1 pound eggplant, cut into 1/2-inch slices or cubes
1 1/2 pounds zucchini, cut in 1/3-inch slices
salt to taste
1/4 cup olive oil
2 large onions, chopped
5 cloves garlic, minced
6 green onions, chopped
3 cups diced, peeled, seeded tomatoes
1 1/2 pounds potatoes, sliced 1/4-inch thick
1 tablespoon dried oregano
1/4 cup chopped, flat leaf parsley
1/2 cup breadcrumbs
1. Sprinkle the eggplant and zucchini with salt and let sit in a colander for 30 minutes. Rinse and dry well with paper towels.
2. Preheat the oven to 350°F.
3. Heat the olive oil in a large sauté pan over moderate heat. Add the onions and cook for about 8 minutes. Stir in the garlic and green onions and sauté for 3 mintues more. Add the tomatoes and simmer for 2 minutes. Season with salt and pepper.

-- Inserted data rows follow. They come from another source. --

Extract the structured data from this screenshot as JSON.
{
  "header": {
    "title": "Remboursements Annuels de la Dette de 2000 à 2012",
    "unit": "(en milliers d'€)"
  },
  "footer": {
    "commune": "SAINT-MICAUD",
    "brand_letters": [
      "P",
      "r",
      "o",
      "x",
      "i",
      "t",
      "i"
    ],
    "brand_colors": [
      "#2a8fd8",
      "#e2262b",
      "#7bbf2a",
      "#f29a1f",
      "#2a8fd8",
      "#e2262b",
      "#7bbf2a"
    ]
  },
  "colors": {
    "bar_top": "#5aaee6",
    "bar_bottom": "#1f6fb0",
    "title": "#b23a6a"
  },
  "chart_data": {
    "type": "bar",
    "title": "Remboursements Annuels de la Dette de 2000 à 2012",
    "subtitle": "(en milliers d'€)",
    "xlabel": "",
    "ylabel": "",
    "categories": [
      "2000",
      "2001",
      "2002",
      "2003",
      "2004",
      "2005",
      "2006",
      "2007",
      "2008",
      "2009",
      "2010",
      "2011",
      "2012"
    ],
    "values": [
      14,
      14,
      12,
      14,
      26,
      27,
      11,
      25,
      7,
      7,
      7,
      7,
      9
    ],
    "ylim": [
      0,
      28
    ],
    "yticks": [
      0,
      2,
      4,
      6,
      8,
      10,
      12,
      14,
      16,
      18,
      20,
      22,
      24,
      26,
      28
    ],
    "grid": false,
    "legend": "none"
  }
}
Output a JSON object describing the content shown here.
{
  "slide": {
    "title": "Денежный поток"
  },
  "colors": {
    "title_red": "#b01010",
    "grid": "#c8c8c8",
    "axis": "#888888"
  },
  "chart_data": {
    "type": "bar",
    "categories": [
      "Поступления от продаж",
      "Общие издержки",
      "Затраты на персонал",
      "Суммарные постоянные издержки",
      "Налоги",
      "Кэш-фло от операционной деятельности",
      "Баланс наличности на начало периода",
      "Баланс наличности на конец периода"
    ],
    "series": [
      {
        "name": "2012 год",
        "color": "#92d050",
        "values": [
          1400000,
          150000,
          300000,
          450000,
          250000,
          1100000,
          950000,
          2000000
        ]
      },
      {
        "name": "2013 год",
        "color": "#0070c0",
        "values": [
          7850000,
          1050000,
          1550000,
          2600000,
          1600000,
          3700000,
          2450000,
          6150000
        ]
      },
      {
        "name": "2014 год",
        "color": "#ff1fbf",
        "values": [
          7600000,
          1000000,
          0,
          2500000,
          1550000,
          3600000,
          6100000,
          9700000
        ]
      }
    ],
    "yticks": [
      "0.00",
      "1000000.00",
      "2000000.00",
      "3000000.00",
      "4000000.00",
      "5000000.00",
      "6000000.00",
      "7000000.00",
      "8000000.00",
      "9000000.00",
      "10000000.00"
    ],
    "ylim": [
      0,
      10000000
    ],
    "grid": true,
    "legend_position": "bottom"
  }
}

4. Place the eggplant, zucchini, potatoes, peppers and herbs in a bowl and toss with the onion-tomato sauce. Place the vegetable mixture in an oiled casserole dish, add 1/4 cup water and top with breadcrumbs. Bake for 1 1/2 hours, covered for the first half hour, or until potatoes are tender and vegetables are cooked. Check the pan from time to time to see that it doesn't get too dry. Add water as needed. Remove from oven and let cool a bit before serving.